The role of rotation on the yields of the two {\gamma}-ray emitters 26Al and 60Fe ejected by massive stars

TL;DR

This paper demonstrates that including stellar rotation in models is essential to accurately reproduce the observed gamma-ray flux ratio of 60Fe to 26Al emitted by massive stars, highlighting rotation's significant impact on stellar yields.

Contribution

It introduces improved stellar models that incorporate rotation, providing more accurate predictions of gamma-ray emitter yields compared to non-rotating models.

Findings

Rotating models match the observed 60Fe/26Al flux ratio (0.24)

Non-rotating models significantly underestimate the ratio (0.062)

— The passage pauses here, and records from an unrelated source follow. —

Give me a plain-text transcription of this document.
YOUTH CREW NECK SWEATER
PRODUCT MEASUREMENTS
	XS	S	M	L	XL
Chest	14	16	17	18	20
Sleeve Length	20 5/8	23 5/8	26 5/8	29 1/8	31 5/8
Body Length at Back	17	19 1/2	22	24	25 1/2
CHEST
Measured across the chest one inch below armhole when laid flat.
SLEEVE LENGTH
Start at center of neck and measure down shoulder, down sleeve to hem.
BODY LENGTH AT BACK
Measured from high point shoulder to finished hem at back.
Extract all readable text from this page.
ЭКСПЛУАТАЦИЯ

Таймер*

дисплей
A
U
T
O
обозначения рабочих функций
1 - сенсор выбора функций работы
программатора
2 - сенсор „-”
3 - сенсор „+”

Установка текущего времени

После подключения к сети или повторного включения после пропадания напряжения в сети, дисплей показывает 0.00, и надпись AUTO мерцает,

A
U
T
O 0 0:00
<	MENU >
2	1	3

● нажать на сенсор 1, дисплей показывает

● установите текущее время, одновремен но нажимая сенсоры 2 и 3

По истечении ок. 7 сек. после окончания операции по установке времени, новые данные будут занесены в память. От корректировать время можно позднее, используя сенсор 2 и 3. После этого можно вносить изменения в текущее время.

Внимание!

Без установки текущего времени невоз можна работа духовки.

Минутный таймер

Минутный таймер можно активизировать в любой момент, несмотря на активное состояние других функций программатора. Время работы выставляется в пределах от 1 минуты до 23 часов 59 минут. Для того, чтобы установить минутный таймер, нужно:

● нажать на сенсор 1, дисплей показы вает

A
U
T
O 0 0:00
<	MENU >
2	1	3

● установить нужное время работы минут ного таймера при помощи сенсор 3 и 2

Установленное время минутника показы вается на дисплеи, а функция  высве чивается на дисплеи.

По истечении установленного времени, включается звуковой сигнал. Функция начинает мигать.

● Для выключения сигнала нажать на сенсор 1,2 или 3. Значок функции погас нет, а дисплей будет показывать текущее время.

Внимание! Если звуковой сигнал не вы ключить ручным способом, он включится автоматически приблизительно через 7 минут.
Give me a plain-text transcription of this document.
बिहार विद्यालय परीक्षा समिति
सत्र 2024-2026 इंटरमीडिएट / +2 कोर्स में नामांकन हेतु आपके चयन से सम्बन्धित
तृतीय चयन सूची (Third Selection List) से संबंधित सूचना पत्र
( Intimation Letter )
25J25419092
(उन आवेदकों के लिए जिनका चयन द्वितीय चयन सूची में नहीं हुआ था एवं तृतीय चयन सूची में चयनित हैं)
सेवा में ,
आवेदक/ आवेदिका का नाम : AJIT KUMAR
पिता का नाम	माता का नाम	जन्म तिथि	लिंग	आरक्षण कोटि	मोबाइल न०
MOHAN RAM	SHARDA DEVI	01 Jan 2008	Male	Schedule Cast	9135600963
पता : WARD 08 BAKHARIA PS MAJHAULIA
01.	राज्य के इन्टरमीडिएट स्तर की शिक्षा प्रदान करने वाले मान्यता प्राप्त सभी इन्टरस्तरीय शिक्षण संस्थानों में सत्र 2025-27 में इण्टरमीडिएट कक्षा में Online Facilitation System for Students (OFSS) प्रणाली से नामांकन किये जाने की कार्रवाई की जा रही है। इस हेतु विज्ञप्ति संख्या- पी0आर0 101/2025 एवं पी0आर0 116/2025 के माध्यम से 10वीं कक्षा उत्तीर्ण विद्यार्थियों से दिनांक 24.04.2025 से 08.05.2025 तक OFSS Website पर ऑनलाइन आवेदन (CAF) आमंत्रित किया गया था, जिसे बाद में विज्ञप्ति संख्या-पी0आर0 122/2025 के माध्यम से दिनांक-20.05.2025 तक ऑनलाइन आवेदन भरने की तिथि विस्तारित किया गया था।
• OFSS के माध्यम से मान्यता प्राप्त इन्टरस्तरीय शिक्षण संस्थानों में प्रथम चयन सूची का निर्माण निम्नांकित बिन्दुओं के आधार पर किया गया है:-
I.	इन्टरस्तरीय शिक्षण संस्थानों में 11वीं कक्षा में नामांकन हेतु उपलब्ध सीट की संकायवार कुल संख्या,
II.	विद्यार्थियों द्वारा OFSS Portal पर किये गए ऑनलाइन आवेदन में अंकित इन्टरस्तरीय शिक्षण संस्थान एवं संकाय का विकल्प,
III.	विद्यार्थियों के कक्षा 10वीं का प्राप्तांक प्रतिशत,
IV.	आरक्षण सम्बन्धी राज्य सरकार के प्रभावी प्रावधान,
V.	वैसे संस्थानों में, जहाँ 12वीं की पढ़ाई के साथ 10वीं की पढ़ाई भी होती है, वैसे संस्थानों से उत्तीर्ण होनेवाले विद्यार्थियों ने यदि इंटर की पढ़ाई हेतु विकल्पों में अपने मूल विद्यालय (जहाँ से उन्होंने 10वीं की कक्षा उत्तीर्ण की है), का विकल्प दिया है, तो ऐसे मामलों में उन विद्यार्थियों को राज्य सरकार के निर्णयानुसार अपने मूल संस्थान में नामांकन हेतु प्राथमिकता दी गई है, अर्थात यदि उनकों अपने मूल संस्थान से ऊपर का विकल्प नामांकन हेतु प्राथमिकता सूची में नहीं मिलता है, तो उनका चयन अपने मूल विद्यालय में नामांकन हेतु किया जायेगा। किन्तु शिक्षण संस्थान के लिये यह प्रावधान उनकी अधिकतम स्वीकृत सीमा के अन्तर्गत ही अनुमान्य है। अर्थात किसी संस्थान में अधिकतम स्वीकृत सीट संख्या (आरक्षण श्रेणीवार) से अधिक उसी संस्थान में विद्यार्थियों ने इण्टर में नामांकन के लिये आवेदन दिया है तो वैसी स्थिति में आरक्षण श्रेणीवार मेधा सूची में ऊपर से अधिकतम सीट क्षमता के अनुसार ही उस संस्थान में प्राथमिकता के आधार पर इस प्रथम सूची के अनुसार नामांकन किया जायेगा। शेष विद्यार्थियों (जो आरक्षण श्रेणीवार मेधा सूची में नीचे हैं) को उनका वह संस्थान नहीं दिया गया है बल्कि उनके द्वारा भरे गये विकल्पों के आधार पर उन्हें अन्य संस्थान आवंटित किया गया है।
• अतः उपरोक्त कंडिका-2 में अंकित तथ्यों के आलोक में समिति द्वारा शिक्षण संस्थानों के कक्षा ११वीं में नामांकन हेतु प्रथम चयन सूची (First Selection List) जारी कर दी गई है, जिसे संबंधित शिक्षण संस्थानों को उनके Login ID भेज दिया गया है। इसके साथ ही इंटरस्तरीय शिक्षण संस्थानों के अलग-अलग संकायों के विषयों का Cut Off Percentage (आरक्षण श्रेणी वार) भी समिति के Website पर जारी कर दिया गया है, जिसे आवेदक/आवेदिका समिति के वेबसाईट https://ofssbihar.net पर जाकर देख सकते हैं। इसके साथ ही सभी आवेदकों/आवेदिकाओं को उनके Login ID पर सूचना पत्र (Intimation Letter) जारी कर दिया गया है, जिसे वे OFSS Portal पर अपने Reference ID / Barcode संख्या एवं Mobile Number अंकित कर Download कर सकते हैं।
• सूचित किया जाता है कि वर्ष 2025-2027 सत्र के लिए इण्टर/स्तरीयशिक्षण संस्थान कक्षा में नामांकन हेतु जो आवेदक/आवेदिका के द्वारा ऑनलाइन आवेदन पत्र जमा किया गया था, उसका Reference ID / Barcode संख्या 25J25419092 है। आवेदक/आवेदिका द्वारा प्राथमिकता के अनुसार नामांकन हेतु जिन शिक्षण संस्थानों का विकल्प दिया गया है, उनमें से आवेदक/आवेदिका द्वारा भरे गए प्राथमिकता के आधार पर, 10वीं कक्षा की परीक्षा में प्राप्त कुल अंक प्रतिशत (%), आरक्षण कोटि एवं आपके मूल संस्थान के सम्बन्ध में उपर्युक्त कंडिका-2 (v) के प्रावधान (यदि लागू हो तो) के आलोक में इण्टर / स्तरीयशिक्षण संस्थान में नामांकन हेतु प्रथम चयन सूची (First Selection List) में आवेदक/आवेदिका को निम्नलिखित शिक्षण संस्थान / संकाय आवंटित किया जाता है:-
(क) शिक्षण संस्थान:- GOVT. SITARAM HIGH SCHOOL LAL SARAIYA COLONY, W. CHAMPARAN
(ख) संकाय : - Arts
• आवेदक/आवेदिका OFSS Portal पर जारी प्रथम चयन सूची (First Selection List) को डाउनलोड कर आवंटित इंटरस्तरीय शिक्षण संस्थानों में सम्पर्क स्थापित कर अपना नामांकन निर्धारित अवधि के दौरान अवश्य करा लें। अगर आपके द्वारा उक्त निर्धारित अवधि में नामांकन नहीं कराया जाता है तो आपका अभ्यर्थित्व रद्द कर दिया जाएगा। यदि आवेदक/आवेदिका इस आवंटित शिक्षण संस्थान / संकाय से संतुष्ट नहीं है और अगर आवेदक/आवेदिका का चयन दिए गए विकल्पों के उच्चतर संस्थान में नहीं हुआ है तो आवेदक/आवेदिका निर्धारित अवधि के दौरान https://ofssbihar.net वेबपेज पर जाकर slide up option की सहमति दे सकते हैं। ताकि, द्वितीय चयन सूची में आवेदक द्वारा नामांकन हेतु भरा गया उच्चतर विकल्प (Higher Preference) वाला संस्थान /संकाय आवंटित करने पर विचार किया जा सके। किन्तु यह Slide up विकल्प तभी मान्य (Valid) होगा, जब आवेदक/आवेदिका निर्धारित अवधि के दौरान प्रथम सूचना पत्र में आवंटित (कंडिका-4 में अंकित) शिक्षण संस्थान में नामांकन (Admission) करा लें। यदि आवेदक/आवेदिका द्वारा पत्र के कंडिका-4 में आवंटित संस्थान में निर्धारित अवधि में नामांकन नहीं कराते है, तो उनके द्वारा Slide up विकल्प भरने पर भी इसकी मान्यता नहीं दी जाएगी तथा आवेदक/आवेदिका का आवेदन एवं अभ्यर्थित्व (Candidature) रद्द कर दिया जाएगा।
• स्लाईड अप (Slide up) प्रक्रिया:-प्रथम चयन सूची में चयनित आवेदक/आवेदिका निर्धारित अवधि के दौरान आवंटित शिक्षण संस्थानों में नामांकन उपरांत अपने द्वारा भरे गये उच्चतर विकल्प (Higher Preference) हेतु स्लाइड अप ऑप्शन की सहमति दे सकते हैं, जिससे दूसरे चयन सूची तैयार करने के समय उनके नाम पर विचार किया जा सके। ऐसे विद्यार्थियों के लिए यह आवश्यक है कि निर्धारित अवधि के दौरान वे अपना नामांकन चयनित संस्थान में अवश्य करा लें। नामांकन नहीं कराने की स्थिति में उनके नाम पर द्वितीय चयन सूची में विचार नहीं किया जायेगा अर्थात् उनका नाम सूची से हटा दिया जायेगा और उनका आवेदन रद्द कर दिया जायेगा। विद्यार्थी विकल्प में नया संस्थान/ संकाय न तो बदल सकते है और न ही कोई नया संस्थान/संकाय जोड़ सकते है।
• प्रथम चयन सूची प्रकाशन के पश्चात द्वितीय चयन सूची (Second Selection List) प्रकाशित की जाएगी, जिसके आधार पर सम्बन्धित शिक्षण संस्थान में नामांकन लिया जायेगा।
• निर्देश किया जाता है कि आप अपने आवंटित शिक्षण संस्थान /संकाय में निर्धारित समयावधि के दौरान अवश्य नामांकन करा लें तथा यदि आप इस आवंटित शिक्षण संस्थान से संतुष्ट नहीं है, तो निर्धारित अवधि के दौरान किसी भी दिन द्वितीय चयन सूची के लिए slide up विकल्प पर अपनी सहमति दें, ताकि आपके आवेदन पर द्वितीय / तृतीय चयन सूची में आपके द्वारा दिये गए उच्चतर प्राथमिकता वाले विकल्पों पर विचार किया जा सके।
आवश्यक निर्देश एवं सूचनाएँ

Enhanced models use a finer resolution of initial rotational velocities

Abstract

We show that the observed 60Fe/26Al flux ratio provided by the SPectrometer on INTEGRAL satellite (0.24 +- 0.04) can be reproduced only if rotation is taken into account in the computation of the stellar models. Predictions from non-rotating stellar models yield to a significantly lower ratio (0.062), which is incompatible with the observed value. The adopted models and the associated yields are based on a combination of models already published by Limongi & Chieffi (2018) complemented by additional ones fully consistent with the original grid, allowing a finer resolution in the initial rotational velocity distribution.